Haiti’de emperyalizme karşı hareketler de oldu.

Halkçı bir lider olan Jean-Bertrand Aristide 1990’da seçimleri kazandı. Sonraki yıl, kendisine yönelik bir darbe gerçekleştirildi ve iktidardan indirildi. 2000 yılında tekrar seçildi ve yaptığı ilk işlerden biri asgari ücreti günde 2 dolara çıkarmak oldu. Bu, neredeyse iki katlık bir artış demekti. Aristide, 2004 yılında ABD ve Fransa destekli başka bir darbeyle kaçırıldı ve bir süre sürgünde yaşadıktan sonra 2011 yılında Haiti’ye geri döndü ancak politika yapması yasaklandı.

 Yardım mı yoksa işgal mi?

Coğrafi konumu gereği sürekli olarak yıkıcı depremlerle ve kasırgalarla karşı karşıya kalan Haiti’ye sürekli olarak ‘uluslararası kamuoyu’ tarafından yardım çağrıları yapılıyor ve başta Birleşmiş Milletler (BM) eliyle bölgeye bazı yardımlar gönderildiği belirtiliyor.

Amerikan ve neoliberalizm karşıtı politikalarıyla öne çıkan Aristide’nin ülkeden sürgün edilmesinin ardından bölgeye gönderilen Birleşmiş Milletler Haiti İstikrar Misyonu (MINUSTAH) adı altında ülkenin yönetimi resmen teslim alındı. 2004 yılından beri Haiti’nin ne kendine ait silahlı bir gücü, ne de fonksiyonel bir hükümeti yok.
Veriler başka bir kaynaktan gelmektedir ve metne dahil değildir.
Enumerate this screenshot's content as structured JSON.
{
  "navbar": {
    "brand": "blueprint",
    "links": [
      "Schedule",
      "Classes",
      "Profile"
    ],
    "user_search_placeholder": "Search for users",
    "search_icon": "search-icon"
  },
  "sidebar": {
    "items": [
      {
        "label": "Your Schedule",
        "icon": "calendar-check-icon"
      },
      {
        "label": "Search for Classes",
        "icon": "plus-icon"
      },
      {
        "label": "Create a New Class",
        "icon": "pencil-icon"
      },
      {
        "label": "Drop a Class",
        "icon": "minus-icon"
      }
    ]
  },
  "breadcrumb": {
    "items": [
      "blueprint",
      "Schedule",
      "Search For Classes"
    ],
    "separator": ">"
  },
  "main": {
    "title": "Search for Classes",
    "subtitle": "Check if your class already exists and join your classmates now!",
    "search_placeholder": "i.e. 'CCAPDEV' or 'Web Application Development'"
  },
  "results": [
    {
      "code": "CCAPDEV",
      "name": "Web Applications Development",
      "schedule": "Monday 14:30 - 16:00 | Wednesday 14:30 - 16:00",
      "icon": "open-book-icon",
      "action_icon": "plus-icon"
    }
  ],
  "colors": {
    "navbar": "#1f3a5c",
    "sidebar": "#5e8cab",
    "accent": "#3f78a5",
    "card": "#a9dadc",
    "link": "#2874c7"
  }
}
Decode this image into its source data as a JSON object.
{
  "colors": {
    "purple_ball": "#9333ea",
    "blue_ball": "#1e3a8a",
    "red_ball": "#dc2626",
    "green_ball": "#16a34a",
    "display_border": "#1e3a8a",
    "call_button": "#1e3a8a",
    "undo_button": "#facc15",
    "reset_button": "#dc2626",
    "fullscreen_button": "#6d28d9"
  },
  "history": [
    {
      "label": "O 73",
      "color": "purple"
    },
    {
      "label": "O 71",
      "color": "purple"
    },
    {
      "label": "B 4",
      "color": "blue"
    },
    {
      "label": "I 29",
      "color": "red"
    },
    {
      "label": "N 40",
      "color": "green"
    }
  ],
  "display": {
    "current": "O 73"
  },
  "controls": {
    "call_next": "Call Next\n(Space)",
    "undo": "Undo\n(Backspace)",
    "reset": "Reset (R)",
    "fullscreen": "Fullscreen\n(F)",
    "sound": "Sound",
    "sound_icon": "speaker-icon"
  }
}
Bununla birlikte bu ‘istikrar gücü’ herhangi bir istikrar da getirebilmiş değil. Üstelik BM’ye bağlı güçler sık sık çocuk tacizi ve yerli halk ile para karşılığı seks gibi konularla gündeme geldi.

2010 yılında yaklaşık 316 bin kişinin hayatını kaybettiği 7 büyüklüğündeki depremden sonra dünyanın kısa süre de olsa yüzünü Haiti’ye döndüğü söylenebilir. Bu bile bazı gerçekleri görmek için yeterli oldu. Binlerce insanın ölüm nedenlerinin en başında, yaşadıkları derme çatma evler, susuzluk, açlık ve salgın hastalıklar geliyordu. Bunlara rağmen bu ölümlerin doğal felaketler sonucu olduğunu söyleyenler, Haiti’nin emperyalistler eliyle itildiği durumu gizlemek isteyenlerdir.

2008 yılında ABD’nin Haiti eski büyükelçisi Janet Sanderson’a ait bir yazışmada, MINUSTAH’ın Haiti’deki varlığının asıl amacına ilişkin oldukça önemli şeyler vardı. BM güçlerinin Haiti’den erken ayrılışının ülkedeki halkçı ve neoliberalizm karşıtı hareketleri güçlendireceğini söyleyen Sanderson, MINUSTAH’ın ABD’nin Haiti’deki çıkarları için vazgeçilmez bir araç olduğunu söylüyordu.

Anlaşılan Haiti’yi soktuğu durum emperyalizm için bile içinden çıkılamayacak bir hâl almış olacak ki, MINUSTAH’ın görevine son verme kararı aldılar.

 Doğal felaket mi dediniz?

Haiti’nin dibinde olan Küba da aynı doğal felaketlerle karşılaşıyor ancak kapitalizm felaketi ile karşılaşmadığından olsa gerek, bu doğal felaketler binlerce insanın ölümüne yol açmıyor. Bununla da yetinmeyen Küba, depremden sonra ne asker ne ordu, yalnızca yaklaşık 1,200 doktoru yardım için Haiti’ye gönderdi.

Kuşkusuz, Haiti’de yaşanan depremler doğal felaketler değerlendirilebilir. Ancak hayatını kaybeden binlerce insan ve bu insanların ölümüne yol açan nedenler, olsa olsa kapitalizmin ve emperyalistlerin felaketi olabilir.